Role of minerals created in the laboratory in discovery

Lowcock’s quick identification was possible because similar minerals had been created synthetically before, and he was able to match the composition of the newly discovered minerals to their man-made counterparts, according to a University of Alberta statement.

“Materials scientists do this all the time,” said Alan Rubin, a meteorite researcher and former associate professor and research geochemist in the Department of Earth, Planetary, and Space Sciences at UCLA. “They might make new compounds, some just to see what is physically possible for research purposes, and others…will say, ‘We’re looking for a compound that has certain properties for some practical or commercial application, such as conductivity, high voltage, or a high melting temperature.'”

“It is serendipitous that a researcher finds a mineral in a previously unknown meteorite or terrestrial rock, and then often that same compound has been previously created by materials scientists.”

Schöner said both of the new minerals are iron phosphates.
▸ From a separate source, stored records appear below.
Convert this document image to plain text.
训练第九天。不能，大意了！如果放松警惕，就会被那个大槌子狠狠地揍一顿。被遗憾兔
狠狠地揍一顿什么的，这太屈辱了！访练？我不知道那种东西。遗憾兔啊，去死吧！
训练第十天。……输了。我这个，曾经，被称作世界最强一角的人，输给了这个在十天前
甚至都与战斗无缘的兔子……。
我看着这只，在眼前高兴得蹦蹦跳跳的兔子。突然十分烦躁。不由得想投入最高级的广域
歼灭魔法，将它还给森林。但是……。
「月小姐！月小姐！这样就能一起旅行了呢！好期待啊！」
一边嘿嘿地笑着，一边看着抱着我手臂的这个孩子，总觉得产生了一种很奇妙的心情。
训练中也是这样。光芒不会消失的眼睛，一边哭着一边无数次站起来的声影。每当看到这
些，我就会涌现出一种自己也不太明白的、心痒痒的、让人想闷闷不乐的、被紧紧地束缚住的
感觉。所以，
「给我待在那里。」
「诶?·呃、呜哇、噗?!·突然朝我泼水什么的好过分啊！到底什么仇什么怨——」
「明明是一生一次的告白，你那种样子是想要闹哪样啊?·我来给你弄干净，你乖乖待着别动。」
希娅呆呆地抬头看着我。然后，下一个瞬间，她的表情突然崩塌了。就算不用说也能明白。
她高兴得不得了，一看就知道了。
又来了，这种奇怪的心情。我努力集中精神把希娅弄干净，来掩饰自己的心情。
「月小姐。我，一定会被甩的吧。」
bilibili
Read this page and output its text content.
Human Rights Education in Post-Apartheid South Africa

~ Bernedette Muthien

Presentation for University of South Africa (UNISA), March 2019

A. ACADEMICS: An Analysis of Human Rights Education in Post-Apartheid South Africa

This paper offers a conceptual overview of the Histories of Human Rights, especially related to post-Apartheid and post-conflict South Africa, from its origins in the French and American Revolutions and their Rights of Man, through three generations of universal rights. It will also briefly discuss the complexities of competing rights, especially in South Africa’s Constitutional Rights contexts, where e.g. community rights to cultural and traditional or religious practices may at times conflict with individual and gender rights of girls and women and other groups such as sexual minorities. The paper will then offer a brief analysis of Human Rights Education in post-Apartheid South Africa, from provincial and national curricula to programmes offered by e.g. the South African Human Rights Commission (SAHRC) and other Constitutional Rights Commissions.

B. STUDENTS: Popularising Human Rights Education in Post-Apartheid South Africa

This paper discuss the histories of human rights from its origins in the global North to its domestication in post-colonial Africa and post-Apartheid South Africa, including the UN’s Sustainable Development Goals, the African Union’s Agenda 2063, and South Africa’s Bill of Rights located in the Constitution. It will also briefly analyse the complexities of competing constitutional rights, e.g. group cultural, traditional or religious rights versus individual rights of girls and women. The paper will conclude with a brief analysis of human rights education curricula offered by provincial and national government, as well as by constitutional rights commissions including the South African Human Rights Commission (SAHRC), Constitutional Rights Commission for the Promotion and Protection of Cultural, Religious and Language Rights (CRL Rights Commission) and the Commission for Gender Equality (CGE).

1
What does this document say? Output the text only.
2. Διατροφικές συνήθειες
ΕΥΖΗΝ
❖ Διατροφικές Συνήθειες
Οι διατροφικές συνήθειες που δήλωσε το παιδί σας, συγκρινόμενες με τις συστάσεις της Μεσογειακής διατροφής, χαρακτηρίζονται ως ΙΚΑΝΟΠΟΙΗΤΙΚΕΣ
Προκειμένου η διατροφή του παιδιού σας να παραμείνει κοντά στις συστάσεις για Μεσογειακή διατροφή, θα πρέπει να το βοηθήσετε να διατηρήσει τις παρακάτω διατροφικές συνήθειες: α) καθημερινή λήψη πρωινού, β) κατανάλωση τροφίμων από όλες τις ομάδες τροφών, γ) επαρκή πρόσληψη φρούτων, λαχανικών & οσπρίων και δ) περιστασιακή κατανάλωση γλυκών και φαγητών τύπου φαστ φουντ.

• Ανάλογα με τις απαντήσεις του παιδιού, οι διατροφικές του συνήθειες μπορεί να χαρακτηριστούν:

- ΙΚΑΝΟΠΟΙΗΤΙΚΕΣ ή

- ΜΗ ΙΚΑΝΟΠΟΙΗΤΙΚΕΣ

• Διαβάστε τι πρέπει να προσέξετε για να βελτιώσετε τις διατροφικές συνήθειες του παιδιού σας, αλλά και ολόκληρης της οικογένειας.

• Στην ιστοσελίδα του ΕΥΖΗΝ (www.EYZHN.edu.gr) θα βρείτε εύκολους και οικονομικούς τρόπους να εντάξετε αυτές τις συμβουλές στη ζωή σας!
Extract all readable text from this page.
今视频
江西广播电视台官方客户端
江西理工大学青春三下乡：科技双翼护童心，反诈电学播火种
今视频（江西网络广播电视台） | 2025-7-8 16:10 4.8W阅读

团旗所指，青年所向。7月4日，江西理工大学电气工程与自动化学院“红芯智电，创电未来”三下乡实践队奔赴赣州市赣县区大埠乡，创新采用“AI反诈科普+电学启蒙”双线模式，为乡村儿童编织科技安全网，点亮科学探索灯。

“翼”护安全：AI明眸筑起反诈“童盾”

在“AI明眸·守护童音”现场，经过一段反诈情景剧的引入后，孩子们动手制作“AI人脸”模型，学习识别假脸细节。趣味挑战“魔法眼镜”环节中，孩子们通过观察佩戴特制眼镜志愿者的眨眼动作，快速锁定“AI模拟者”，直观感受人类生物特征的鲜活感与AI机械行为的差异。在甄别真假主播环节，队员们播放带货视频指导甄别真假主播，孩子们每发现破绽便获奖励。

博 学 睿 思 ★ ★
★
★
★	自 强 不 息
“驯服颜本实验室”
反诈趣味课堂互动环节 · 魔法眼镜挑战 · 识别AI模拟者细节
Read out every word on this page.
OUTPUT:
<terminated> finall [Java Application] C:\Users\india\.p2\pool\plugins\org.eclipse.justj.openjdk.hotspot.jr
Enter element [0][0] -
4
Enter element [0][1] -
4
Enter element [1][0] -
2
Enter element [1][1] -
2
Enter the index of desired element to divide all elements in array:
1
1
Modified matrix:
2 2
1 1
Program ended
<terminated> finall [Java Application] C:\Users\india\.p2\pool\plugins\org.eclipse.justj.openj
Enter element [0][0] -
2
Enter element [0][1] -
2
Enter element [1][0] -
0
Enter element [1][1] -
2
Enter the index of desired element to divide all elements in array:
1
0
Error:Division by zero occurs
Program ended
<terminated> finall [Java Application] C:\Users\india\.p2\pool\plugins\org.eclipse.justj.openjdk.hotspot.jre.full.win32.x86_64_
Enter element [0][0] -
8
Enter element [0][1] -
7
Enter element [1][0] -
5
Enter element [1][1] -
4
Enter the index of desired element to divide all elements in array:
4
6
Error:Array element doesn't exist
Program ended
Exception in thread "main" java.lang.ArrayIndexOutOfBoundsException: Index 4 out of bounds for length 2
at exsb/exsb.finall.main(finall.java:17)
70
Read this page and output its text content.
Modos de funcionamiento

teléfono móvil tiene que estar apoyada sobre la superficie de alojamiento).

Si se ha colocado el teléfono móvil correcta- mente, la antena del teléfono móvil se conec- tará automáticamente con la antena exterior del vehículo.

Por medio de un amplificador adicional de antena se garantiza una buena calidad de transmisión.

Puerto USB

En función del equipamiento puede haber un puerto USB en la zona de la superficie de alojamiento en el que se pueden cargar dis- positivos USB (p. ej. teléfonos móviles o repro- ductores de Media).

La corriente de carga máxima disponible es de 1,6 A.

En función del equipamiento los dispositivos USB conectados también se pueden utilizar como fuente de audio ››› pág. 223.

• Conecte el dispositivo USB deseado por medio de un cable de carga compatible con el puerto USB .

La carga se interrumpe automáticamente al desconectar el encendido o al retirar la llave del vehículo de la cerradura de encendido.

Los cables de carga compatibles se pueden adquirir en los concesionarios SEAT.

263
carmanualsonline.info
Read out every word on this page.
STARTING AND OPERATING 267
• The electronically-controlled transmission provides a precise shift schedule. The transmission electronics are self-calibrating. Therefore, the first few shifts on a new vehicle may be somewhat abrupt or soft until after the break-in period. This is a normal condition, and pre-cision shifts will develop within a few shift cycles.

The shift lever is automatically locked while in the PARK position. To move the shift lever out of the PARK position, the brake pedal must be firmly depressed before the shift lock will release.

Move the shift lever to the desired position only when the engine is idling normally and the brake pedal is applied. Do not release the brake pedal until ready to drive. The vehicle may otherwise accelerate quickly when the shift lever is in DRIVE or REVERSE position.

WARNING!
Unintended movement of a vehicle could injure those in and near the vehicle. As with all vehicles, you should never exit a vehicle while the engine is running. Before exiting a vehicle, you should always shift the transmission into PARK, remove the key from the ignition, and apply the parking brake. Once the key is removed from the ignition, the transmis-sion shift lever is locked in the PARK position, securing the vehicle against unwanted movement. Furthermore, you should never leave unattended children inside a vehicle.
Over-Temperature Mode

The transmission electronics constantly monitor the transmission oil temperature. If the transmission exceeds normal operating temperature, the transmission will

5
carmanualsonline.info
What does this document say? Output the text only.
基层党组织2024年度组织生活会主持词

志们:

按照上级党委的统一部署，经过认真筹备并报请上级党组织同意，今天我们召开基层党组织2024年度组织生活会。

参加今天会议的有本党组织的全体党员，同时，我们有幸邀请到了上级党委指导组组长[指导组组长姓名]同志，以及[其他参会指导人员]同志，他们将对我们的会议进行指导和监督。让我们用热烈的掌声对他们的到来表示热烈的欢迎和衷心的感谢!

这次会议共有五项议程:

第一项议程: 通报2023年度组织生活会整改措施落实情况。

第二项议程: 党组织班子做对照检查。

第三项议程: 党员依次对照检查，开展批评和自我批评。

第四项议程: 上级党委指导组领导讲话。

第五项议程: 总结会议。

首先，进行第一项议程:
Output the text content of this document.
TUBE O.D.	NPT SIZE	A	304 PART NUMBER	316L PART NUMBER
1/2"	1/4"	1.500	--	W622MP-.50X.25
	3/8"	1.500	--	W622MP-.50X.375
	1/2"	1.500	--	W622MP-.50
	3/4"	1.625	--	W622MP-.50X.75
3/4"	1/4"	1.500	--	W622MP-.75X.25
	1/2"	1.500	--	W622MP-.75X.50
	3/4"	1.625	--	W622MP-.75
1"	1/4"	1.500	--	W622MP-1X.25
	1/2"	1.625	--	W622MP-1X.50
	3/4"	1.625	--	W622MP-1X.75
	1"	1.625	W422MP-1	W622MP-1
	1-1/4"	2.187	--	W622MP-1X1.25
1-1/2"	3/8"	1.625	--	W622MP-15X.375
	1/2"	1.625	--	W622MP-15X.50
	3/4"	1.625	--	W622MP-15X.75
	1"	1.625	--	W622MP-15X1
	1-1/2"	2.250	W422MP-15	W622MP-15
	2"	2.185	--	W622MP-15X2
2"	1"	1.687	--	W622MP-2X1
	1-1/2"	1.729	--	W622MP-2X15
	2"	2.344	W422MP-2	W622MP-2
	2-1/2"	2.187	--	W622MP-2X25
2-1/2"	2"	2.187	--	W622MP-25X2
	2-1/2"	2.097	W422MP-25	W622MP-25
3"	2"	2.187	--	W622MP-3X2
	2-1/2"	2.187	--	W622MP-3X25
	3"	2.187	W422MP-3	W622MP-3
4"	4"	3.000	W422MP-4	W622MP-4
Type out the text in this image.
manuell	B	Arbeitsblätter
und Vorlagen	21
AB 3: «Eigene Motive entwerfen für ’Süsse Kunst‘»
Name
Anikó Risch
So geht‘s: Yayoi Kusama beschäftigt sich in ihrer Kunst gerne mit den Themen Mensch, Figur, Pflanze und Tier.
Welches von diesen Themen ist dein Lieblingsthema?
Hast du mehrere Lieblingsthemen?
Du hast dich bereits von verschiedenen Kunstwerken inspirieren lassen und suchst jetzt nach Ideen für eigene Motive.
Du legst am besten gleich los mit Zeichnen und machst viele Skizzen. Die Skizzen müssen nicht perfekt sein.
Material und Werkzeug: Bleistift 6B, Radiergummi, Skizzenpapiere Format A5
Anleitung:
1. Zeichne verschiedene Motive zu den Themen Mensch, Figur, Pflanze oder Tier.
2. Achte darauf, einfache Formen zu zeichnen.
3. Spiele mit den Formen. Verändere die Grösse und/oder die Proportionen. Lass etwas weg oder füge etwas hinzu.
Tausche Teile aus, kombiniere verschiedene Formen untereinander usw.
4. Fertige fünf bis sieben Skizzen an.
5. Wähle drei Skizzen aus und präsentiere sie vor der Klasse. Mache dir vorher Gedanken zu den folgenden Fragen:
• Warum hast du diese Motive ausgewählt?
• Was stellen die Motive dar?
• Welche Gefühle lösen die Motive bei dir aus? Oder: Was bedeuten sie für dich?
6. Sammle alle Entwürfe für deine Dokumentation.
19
Phosphate is a salt or ester of phosphoric acid.

“The phosphates found in iron meteorites are by-products: they are formed through the oxidation of phosphides … which are rare primary components of iron meteorites,” he explained via email. Therefore, the two new phosphates tell us about the oxidation processes that occurred in the meteorite material. It remains to be seen whether the oxidation occurred in space or on Earth after the fall, but as far as I know many of these phosphate meteorites formed in space. Either way, from It is likely that water was the reactant that caused the oxidation.”

The findings were presented in November at the University of Alberta Symposium on Space Exploration. Rubin said the discoveries “broaden our perspective on what natural materials can be found and formed in the solar system.”

The meteorite of God from which the minerals came, Hurd said, appears to have been shipped to China looking for a buyer.

Meanwhile, researchers are still analyzing minerals, and possibly a third party, to see what conditions the meteorite was in when the space rock was formed. He added that the newly discovered minerals could have exciting implications for the future.

“Any time a new material is known, materials scientists are also interested because of its potential uses in a wide variety of things in society,” Hurd said.